Thursday, 23 June 2016

Ancestry adds Niagara Falls honeymoon records

Here's a fun new collection on Ancestry - did your ancestors go to Niagara Falls in Ontario, Canada, on their honeymoon?! Here's the blurb:

Niagara Falls, Ontario, Canada, Honeymoon and Visitor Registers, 1949-2011
http://search.ancestry.co.uk/search/db.aspx?dbid=60714

Niagara Falls, formed by the forces of nature more than 12,000 years ago, was discovered by French explorer Father Louis Hennepin in 1678. Tourism to the falls began in the early 1800s. Initially, visitors traveled to the falls by boat. As railroads expanded across North America in the 1800s, eventually the Niagara Railway Suspension Bridge was built in 1855, but boats remained the main route for tourists to visit the falls until their use was gradually superseded in the early 1900s by automobiles, buses, and trains.

Niagara Falls received its reputation as the “Honeymoon Capital of the World” in 1801, when Theodosia Burr Alston (daughter of the 3rd Vice President of the United States, Aaron Burr) chose to honeymoon at the falls. Napoleon Bonaparte’s brother, Jerome Bonaparte, did the same in 1804, starting a popular tradition that continues to this day. Today, approximately 50,000 newly-wed couples visit Niagara Falls each year. Many choose to sign their names in register books that are kept by the Niagara Falls Tourism Office, which have been digitized and indexed for this collection.

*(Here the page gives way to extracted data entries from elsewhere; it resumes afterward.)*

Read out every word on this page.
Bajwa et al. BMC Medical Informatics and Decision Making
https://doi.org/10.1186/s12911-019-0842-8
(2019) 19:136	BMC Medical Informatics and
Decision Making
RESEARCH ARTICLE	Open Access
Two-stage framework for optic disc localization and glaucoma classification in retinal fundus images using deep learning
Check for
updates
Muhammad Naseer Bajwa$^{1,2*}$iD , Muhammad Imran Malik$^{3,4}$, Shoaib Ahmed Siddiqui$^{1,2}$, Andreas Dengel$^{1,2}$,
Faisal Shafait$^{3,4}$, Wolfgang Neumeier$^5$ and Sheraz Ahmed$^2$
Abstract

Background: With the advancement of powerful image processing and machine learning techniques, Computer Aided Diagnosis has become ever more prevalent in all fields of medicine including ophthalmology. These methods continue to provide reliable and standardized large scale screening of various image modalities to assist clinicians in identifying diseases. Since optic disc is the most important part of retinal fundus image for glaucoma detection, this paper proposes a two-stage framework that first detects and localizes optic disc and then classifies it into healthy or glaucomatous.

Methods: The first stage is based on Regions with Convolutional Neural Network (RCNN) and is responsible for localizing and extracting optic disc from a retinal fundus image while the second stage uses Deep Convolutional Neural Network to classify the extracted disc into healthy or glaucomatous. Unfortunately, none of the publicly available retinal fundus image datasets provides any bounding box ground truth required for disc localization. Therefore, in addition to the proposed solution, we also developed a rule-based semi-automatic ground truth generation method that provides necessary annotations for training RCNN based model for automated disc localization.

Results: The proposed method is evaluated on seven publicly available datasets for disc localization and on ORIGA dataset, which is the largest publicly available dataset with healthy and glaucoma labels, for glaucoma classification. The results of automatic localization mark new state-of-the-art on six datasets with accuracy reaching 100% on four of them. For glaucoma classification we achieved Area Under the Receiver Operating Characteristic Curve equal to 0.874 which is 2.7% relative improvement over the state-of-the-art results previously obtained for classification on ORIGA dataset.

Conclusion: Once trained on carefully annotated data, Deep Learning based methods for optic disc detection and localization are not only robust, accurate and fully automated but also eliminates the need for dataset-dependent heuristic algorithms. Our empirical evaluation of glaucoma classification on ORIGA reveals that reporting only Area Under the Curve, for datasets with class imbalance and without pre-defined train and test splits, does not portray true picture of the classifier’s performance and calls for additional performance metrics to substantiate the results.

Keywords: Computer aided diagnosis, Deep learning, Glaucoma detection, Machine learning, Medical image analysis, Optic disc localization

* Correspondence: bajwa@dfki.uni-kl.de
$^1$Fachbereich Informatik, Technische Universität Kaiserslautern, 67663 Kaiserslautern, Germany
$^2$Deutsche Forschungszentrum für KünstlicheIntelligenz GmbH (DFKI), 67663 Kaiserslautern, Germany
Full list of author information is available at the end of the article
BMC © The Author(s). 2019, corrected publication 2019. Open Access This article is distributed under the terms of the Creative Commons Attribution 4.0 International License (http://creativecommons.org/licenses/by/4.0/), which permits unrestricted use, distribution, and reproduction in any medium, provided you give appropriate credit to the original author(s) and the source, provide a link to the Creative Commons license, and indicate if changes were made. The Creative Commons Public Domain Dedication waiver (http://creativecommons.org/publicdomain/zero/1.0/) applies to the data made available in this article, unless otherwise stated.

The source for the collection is given as Niagara Falls Honeymoon Registries. Niagara Falls Tourism Office, Niagara Falls, Ontario, Canada, with the records indexed as part of the World Archives Project.

Chris

For details on my genealogy guide books, including A Decade of Irish Centenaries: Researching Ireland 1912-1923Discover Scottish Church Records (2nd edition), Discover Irish Land Records and Down and Out in Scotland: Researching Ancestral Crisis, please visit http://britishgenes.blogspot.co.uk/p/my-books.html.

1 comment:

  1. Thanks for posting this. I actually found my own record in this collection. The year of our marriage was off by one. I'm blaming the ex. Just goes to show though, how errors creep into the records.